Tuesday, 27 December 2016

Hi, Job Seeker

Hi, Job Seeker

Sudah semusim aku tak lagi berjumpa dengan teman - teman kampus, materi materi kuliah, para dosen, segala hal yang dulunya menjadi rutinitas. Perlahan kita menjauh, disibukkan oleh banyak hal. Kamu dengan agenda penting yang harus kamu lakukan. Aku dengan segudang mimpi-mimpi yang hanya aku gantung pada angan angan.
seperti beruang kutub, sekarang aku malah sedang melakukan hibernisasi. Bermalas malasan. Tidur panjang. Hanya memikirkan senang-senang.
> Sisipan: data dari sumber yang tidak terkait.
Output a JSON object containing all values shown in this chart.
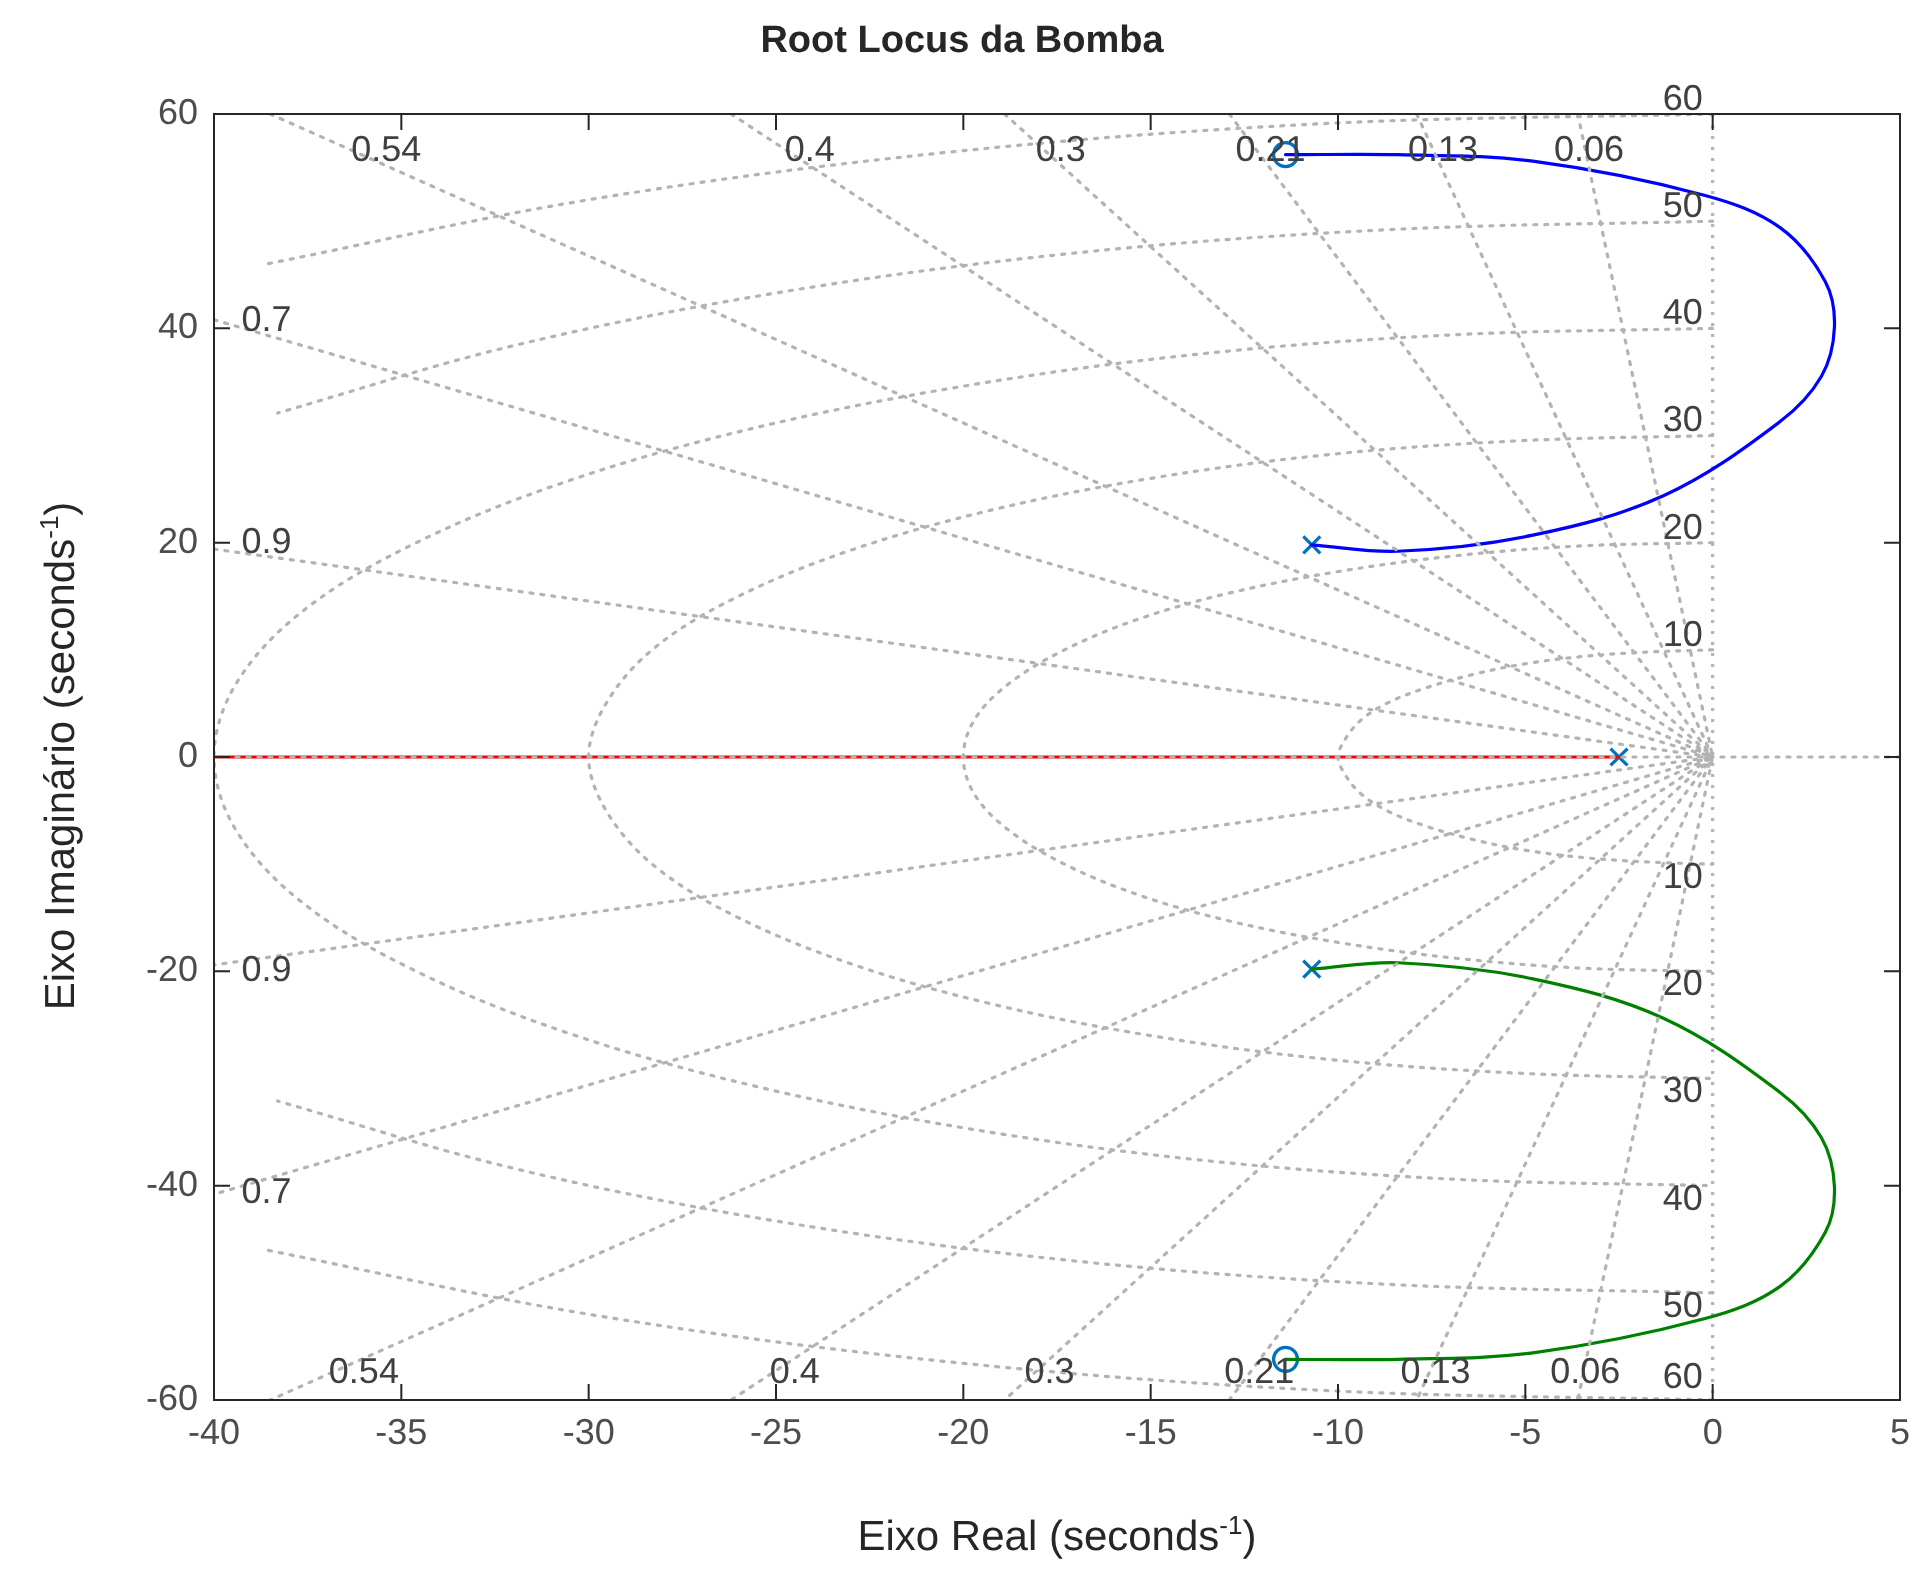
{
  "chart_data": {
    "type": "line",
    "title": "Root Locus da Bomba",
    "xlabel": "Eixo Real (seconds$^{-1}$)",
    "ylabel": "Eixo Imaginário (seconds$^{-1}$)",
    "xlim": [
      -40,
      5
    ],
    "xticks": [
      -40,
      -35,
      -30,
      -25,
      -20,
      -15,
      -10,
      -5,
      0,
      5
    ],
    "ylim": [
      -60,
      60
    ],
    "yticks": [
      -60,
      -40,
      -20,
      0,
      20,
      40,
      60
    ],
    "grid": false,
    "legend": false,
    "ref_lines": [
      {
        "axis": "x",
        "value": 0,
        "color": "#b3b3b3",
        "line_style": "dotted"
      }
    ],
    "series": [
      {
        "color": "#b3b3b3",
        "line_style": "dotted",
        "marker": "none",
        "x": [
          -40,
          5
        ],
        "values": [
          0,
          0
        ]
      },
      {
        "color": "#b3b3b3",
        "line_style": "dotted",
        "marker": "none",
        "x": [
          -3.6,
          0,
          -3.6
        ],
        "values": [
          60,
          0,
          -60
        ]
      },
      {
        "color": "#b3b3b3",
        "line_style": "dotted",
        "marker": "none",
        "x": [
          -7.9,
          0,
          -7.9
        ],
        "values": [
          60,
          0,
          -60
        ]
      },
      {
        "color": "#b3b3b3",
        "line_style": "dotted",
        "marker": "none",
        "x": [
          -12.9,
          0,
          -12.9
        ],
        "values": [
          60,
          0,
          -60
        ]
      },
      {
        "color": "#b3b3b3",
        "line_style": "dotted",
        "marker": "none",
        "x": [
          -18.9,
          0,
          -18.9
        ],
        "values": [
          60,
          0,
          -60
        ]
      },
      {
        "color": "#b3b3b3",
        "line_style": "dotted",
        "marker": "none",
        "x": [
          -26.2,
          0,
          -26.2
        ],
        "values": [
          60,
          0,
          -60
        ]
      },
      {
        "color": "#b3b3b3",
        "line_style": "dotted",
        "marker": "none",
        "x": [
          -38.5,
          0,
          -38.5
        ],
        "values": [
          60,
          0,
          -60
        ]
      },
      {
        "color": "#b3b3b3",
        "line_style": "dotted",
        "marker": "none",
        "x": [
          -40,
          0,
          -40
        ],
        "values": [
          40.8,
          0,
          -40.8
        ]
      },
      {
        "color": "#b3b3b3",
        "line_style": "dotted",
        "marker": "none",
        "x": [
          -40,
          0,
          -40
        ],
        "values": [
          19.4,
          0,
          -19.4
        ]
      },
      {
        "color": "#b3b3b3",
        "line_style": "dotted",
        "marker": "none",
        "x": [
          0,
          -1.7,
          -3.4,
          -5,
          -6.4,
          -7.7,
          -8.7,
          -9.4,
          -9.8,
          -10,
          -9.8,
          -9.4,
          -8.7,
          -7.7,
          -6.4,
          -5,
          -3.4,
          -1.7,
          0
        ],
        "values": [
          10,
          9.8,
          9.4,
          8.7,
          7.7,
          6.4,
          5,
          3.4,
          1.7,
          0,
          -1.7,
          -3.4,
          -5,
          -6.4,
          -7.7,
          -8.7,
          -9.4,
          -9.8,
          -10
        ]
      },
      {
        "color": "#b3b3b3",
        "line_style": "dotted",
        "marker": "none",
        "x": [
          0,
          -3.5,
          -6.8,
          -10,
          -12.9,
          -15.3,
          -17.3,
          -18.8,
          -19.7,
          -20,
          -19.7,
          -18.8,
          -17.3,
          -15.3,
          -12.9,
          -10,
          -6.8,
          -3.5,
          0
        ],
        "values": [
          20,
          19.7,
          18.8,
          17.3,
          15.3,
          12.9,
          10,
          6.8,
          3.5,
          0,
          -3.5,
          -6.8,
          -10,
          -12.9,
          -15.3,
          -17.3,
          -18.8,
          -19.7,
          -20
        ]
      },
      {
        "color": "#b3b3b3",
        "line_style": "dotted",
        "marker": "none",
        "x": [
          0,
          -5.2,
          -10.3,
          -15,
          -19.3,
          -23,
          -26,
          -28.2,
          -29.5,
          -30,
          -29.5,
          -28.2,
          -26,
          -23,
          -19.3,
          -15,
          -10.3,
          -5.2,
          0
        ],
        "values": [
          30,
          29.5,
          28.2,
          26,
          23,
          19.3,
          15,
          10.3,
          5.2,
          0,
          -5.2,
          -10.3,
          -15,
          -19.3,
          -23,
          -26,
          -28.2,
          -29.5,
          -30
        ]
      },
      {
        "color": "#b3b3b3",
        "line_style": "dotted",
        "marker": "none",
        "x": [
          0,
          -6.9,
          -13.7,
          -20,
          -25.7,
          -30.6,
          -34.6,
          -37.6,
          -39.4,
          -40,
          -39.4,
          -37.6,
          -34.6,
          -30.6,
          -25.7,
          -20,
          -13.7,
          -6.9,
          0
        ],
        "values": [
          40,
          39.4,
          37.6,
          34.6,
          30.6,
          25.7,
          20,
          13.7,
          6.9,
          0,
          -6.9,
          -13.7,
          -20,
          -25.7,
          -30.6,
          -34.6,
          -37.6,
          -39.4,
          -40
        ]
      },
      {
        "color": "#b3b3b3",
        "line_style": "dotted",
        "marker": "none",
        "x": [
          0,
          -8.7,
          -17.1,
          -25,
          -32.1,
          -38.3
        ],
        "values": [
          50,
          49.2,
          47,
          43.3,
          38.3,
          32.1
        ]
      },
      {
        "color": "#b3b3b3",
        "line_style": "dotted",
        "marker": "none",
        "x": [
          0,
          -8.7,
          -17.1,
          -25,
          -32.1,
          -38.3
        ],
        "values": [
          -50,
          -49.2,
          -47,
          -43.3,
          -38.3,
          -32.1
        ]
      },
      {
        "color": "#b3b3b3",
        "line_style": "dotted",
        "marker": "none",
        "x": [
          0,
          -10.4,
          -20.5,
          -30,
          -38.6
        ],
        "values": [
          60,
          59.1,
          56.4,
          52,
          46
        ]
      },
      {
        "color": "#b3b3b3",
        "line_style": "dotted",
        "marker": "none",
        "x": [
          0,
          -10.4,
          -20.5,
          -30,
          -38.6
        ],
        "values": [
          -60,
          -59.1,
          -56.4,
          -52,
          -46
        ]
      },
      {
        "color": "#ff0000",
        "line_style": "solid",
        "marker": "none",
        "x": [
          -40,
          -2.5
        ],
        "values": [
          0,
          0
        ]
      },
      {
        "color": "#0000ff",
        "line_style": "solid",
        "marker": "none",
        "x": [
          -10.7,
          -8.4,
          -4.8,
          -1.3,
          1.8,
          2.9,
          3.25,
          3.0,
          1.8,
          -0.2,
          -4.8,
          -8.4,
          -11.4
        ],
        "values": [
          19.8,
          19.2,
          20.7,
          24.4,
          31.3,
          35.5,
          40.1,
          44.4,
          49.4,
          52.4,
          55.6,
          56.2,
          56.2
        ]
      },
      {
        "color": "#008000",
        "line_style": "solid",
        "marker": "none",
        "x": [
          -10.7,
          -8.4,
          -4.8,
          -1.3,
          1.8,
          2.9,
          3.25,
          3.0,
          1.8,
          -0.2,
          -4.8,
          -8.4,
          -11.4
        ],
        "values": [
          -19.8,
          -19.2,
          -20.7,
          -24.4,
          -31.3,
          -35.5,
          -40.1,
          -44.4,
          -49.4,
          -52.4,
          -55.6,
          -56.2,
          -56.2
        ]
      },
      {
        "type": "scatter",
        "color": "#0072bd",
        "marker": "cross",
        "x": [
          -10.7,
          -10.7,
          -2.5
        ],
        "values": [
          19.8,
          -19.8,
          0
        ]
      },
      {
        "type": "scatter",
        "color": "#0072bd",
        "marker": "circle",
        "x": [
          -11.4,
          -11.4
        ],
        "values": [
          56.2,
          -56.2
        ]
      }
    ],
    "annotations": [
      {
        "text": "0.54",
        "x": -35.4,
        "y": 55.2
      },
      {
        "text": "0.4",
        "x": -24.1,
        "y": 55.2
      },
      {
        "text": "0.3",
        "x": -17.4,
        "y": 55.2
      },
      {
        "text": "0.21",
        "x": -11.8,
        "y": 55.2
      },
      {
        "text": "0.13",
        "x": -7.2,
        "y": 55.2
      },
      {
        "text": "0.06",
        "x": -3.3,
        "y": 55.2
      },
      {
        "text": "0.54",
        "x": -36.0,
        "y": -56.2
      },
      {
        "text": "0.4",
        "x": -24.5,
        "y": -56.2
      },
      {
        "text": "0.3",
        "x": -17.7,
        "y": -56.2
      },
      {
        "text": "0.21",
        "x": -12.1,
        "y": -56.2
      },
      {
        "text": "0.13",
        "x": -7.4,
        "y": -56.2
      },
      {
        "text": "0.06",
        "x": -3.4,
        "y": -56.2
      },
      {
        "text": "0.7",
        "x": -38.6,
        "y": 39.4
      },
      {
        "text": "0.9",
        "x": -38.6,
        "y": 18.7
      },
      {
        "text": "0.9",
        "x": -38.6,
        "y": -18.7
      },
      {
        "text": "0.7",
        "x": -38.6,
        "y": -39.4
      },
      {
        "text": "60",
        "x": -0.8,
        "y": 60
      },
      {
        "text": "50",
        "x": -0.8,
        "y": 50
      },
      {
        "text": "40",
        "x": -0.8,
        "y": 40
      },
      {
        "text": "30",
        "x": -0.8,
        "y": 30
      },
      {
        "text": "20",
        "x": -0.8,
        "y": 20
      },
      {
        "text": "10",
        "x": -0.8,
        "y": 10
      },
      {
        "text": "10",
        "x": -0.8,
        "y": -10
      },
      {
        "text": "20",
        "x": -0.8,
        "y": -20
      },
      {
        "text": "30",
        "x": -0.8,
        "y": -30
      },
      {
        "text": "40",
        "x": -0.8,
        "y": -40
      },
      {
        "text": "50",
        "x": -0.8,
        "y": -50
      },
      {
        "text": "60",
        "x": -0.8,
        "y": -60
      }
    ]
  }
}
Well, mungkin ini adalah hikmah bagi seorang pengangguran.

Mencari pekerjaan tentu saja harus dicoba. Tapi pekerjaan seperti apa, tetap menjadi bahan pertimbangan. Sedangkan dalam keluargaku, bekerja ya harusnya PNS. Hal ini terpatri begitu dalam dan menjadi sugesti beranak cucu dalam fikiran-fikiran kami. Aku sendiri lahir dari keluarga yang semuanya PNS, papa, mama, kakak dan abangku. Mereka semua PNS. Sedangkan Aku? Entahlah. Siapa yang tahu akan jadi apa aku nanti. Tes penerimaan PNS masih belum di buka. Aku masih enggan melempar lamaran ke perusahaan swasta, jangan tanya kenapa. Bekerja di bank, kata orang banyak mudharatnya. Sekarang aku malah menjadi pemilih yang tidak tahu diri.

Dalam hal mencari pekerjaan, aku sedikit bersyukur bahwa aku perempuan. Bukan maksud untuk bermanja-manja. Tapi dalam Islam pun dijelaskan bahwa lelaki adalah kepala keluarga yang berkewajiban untuk mencari nafkah. Bagi seorang lelaki yang sedang atau akan memikul beban dan tanggung jawab ekonomi keluarga, mendapatkan pemasukan tetap setiap bulannya merupakan kewajiban yang tidak bisa dielakkan. Dengan kebutuhan yang besar, manusia harus melakukan usaha apapun untuk memenuhinya, selama itu dalam koridor yang seharusnya. Ini pasti akan menjadi tekanan sendiri bagi para lelaki pencari kerja.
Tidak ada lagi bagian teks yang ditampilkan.